Çıkışa doğru dik bir şekilde ilerledim.
Kitabevinden çıkış yaptığımda telefonum tekrar titredi.
××× ××× ×× ××
'Gelirken cibs al şu ketçaplılardan.'
Hım? Telefonuma kayıtlı olmayan bir numara bana cibs almamı söylüyordu hemde gelirken.
'Kimsiniz ve neden cibs alıyorum?'
Gönder tuşuna bastıktan sonra çok geçmeden cevap geldi.××× ××× ×× ××
Namjoon.
Taehyung'un arkadaşıydı değil mi?
O pastaneden sonra onu bir kaç zaman daha görmüştüm ama son 1 aydır görmüyordum ki onu gördüğüm zamanlarda çok tekin yerlerde gördüğüm söylenemezdi.

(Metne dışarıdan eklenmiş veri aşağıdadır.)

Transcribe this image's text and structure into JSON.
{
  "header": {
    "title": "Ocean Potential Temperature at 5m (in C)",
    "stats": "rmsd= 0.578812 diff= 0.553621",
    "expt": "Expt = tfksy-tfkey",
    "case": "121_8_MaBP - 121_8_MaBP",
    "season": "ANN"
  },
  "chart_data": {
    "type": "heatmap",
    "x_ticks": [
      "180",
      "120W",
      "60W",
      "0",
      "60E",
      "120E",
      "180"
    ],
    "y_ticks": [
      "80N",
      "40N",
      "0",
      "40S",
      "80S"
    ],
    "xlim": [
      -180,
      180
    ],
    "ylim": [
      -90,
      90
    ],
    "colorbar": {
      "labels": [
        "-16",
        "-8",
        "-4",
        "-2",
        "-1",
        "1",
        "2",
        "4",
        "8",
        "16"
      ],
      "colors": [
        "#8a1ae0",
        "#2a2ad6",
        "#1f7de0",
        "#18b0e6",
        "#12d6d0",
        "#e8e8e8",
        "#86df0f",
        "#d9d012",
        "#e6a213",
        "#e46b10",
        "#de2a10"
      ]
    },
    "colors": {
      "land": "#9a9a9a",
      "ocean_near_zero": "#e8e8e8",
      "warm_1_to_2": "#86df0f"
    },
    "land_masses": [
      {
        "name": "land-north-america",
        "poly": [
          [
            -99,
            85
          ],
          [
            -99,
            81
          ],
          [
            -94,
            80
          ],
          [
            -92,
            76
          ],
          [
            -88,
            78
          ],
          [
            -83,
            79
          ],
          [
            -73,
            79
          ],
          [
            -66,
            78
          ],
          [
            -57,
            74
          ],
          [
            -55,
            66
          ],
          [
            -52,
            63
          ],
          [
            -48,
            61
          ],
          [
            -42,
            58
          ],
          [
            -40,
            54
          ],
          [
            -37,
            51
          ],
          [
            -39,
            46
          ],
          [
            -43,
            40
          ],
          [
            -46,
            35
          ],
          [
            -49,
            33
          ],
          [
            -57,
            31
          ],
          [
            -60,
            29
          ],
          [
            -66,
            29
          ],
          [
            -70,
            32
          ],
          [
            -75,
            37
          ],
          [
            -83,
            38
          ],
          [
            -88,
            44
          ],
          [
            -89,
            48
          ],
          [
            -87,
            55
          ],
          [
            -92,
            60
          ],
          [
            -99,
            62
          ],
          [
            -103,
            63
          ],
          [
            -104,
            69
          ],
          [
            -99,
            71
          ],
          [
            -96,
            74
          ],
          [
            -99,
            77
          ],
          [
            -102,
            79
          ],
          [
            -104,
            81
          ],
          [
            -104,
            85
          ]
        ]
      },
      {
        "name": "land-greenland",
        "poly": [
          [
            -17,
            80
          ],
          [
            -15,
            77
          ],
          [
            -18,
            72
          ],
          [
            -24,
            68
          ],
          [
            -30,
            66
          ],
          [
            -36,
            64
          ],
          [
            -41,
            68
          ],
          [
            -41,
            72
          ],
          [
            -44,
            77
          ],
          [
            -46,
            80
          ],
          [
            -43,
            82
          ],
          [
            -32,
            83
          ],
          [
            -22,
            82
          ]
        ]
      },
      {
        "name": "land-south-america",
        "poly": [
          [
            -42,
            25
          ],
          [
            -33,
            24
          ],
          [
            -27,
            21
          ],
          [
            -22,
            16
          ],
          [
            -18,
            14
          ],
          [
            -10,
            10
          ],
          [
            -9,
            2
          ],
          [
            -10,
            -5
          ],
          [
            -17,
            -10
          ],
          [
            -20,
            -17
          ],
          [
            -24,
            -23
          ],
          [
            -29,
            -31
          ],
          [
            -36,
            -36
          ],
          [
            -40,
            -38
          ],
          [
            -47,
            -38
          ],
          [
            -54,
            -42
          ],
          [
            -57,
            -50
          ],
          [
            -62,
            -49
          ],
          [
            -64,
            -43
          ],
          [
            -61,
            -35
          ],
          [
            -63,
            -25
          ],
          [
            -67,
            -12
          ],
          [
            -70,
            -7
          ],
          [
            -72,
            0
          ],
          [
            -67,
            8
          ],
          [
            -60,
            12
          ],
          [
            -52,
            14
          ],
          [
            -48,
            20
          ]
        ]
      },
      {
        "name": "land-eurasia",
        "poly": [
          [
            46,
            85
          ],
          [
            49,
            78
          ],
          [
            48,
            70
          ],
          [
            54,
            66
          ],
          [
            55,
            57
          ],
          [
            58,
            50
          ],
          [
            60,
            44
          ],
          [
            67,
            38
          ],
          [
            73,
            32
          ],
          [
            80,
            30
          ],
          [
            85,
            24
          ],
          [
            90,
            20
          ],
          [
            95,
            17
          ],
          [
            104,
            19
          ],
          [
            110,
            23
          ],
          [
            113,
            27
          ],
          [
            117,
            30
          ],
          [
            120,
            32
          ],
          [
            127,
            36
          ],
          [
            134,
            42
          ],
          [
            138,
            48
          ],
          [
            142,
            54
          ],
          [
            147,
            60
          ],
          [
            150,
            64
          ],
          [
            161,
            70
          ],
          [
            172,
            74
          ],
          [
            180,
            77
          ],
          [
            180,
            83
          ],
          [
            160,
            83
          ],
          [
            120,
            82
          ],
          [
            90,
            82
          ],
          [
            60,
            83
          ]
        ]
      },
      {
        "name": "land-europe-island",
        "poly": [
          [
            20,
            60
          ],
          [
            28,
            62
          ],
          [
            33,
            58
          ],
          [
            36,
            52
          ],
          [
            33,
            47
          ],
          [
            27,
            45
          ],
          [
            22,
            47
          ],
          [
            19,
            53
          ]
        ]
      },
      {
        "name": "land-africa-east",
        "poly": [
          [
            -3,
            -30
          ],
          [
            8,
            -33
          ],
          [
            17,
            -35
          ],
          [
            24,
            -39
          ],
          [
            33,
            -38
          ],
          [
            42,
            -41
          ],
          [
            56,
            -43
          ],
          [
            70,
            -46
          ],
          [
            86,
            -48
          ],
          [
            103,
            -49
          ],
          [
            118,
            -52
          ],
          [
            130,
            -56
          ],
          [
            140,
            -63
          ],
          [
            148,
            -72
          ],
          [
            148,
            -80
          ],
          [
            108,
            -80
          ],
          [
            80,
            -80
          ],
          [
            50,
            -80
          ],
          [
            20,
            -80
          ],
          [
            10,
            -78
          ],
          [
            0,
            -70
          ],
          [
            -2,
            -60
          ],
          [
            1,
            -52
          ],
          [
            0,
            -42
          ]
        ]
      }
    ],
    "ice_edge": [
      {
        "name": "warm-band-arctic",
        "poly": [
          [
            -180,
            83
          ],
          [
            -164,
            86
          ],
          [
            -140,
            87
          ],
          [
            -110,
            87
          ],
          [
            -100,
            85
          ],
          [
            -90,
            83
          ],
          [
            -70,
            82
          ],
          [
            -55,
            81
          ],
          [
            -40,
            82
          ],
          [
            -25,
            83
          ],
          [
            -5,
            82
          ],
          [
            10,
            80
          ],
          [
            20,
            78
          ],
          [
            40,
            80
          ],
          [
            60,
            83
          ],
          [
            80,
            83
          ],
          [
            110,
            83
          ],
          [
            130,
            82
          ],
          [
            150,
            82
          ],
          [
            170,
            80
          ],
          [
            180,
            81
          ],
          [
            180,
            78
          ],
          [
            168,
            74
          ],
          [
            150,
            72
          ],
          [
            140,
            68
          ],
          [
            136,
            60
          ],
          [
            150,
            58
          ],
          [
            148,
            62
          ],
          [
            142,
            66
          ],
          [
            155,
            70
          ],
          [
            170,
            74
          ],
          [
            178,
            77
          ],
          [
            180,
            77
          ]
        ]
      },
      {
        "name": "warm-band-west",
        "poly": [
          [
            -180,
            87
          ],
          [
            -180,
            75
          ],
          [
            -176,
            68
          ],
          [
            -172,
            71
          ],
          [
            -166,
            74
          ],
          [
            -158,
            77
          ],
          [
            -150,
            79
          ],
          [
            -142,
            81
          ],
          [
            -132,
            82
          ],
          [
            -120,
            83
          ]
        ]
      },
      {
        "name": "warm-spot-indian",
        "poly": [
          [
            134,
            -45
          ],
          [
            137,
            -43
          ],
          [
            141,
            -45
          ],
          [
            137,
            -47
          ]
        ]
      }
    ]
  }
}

Daha çok gay barlarda takılıyordu ve oradan en az bir erkekle çıkıyordu. Yanında 3 erkek bile-müstehcen bir şekilde- gördüğüm zamanlar olmuştu.
O yüzden onunla çok takılmamaya karar vermiştim. Çokta bir gereği yoktu?Ben bunları düşünürken zaten evime yakın olan kitapevinden, evime geldiğimi fark ettim fakat geri döndüm. Namjoon'un kutsal ketçaplı cibslerini almaya! O gezdiği erkekler alsındı ona.
Evime yakın olan 7/24 açık olan süper marketlere girdim ve direkt olarak abur-cubur reyonuna ilerledim.
Ruffles'in ketçaplılarından iki paket aldım ve ayrıca -kendime- Lays'in sade olanından üç tane aldım.Telefonumu açıp Hoseok'u aradım.
Bir iki çalıştan sonra açtı. "Efendim hyung?"
"Marketteyim istediğiniz bir şey var mı diyecektim?"
"Ah, dur sorayım." Arkadan Taehyung'a sormuştu. "Im, yok istemiyormuş bir şey."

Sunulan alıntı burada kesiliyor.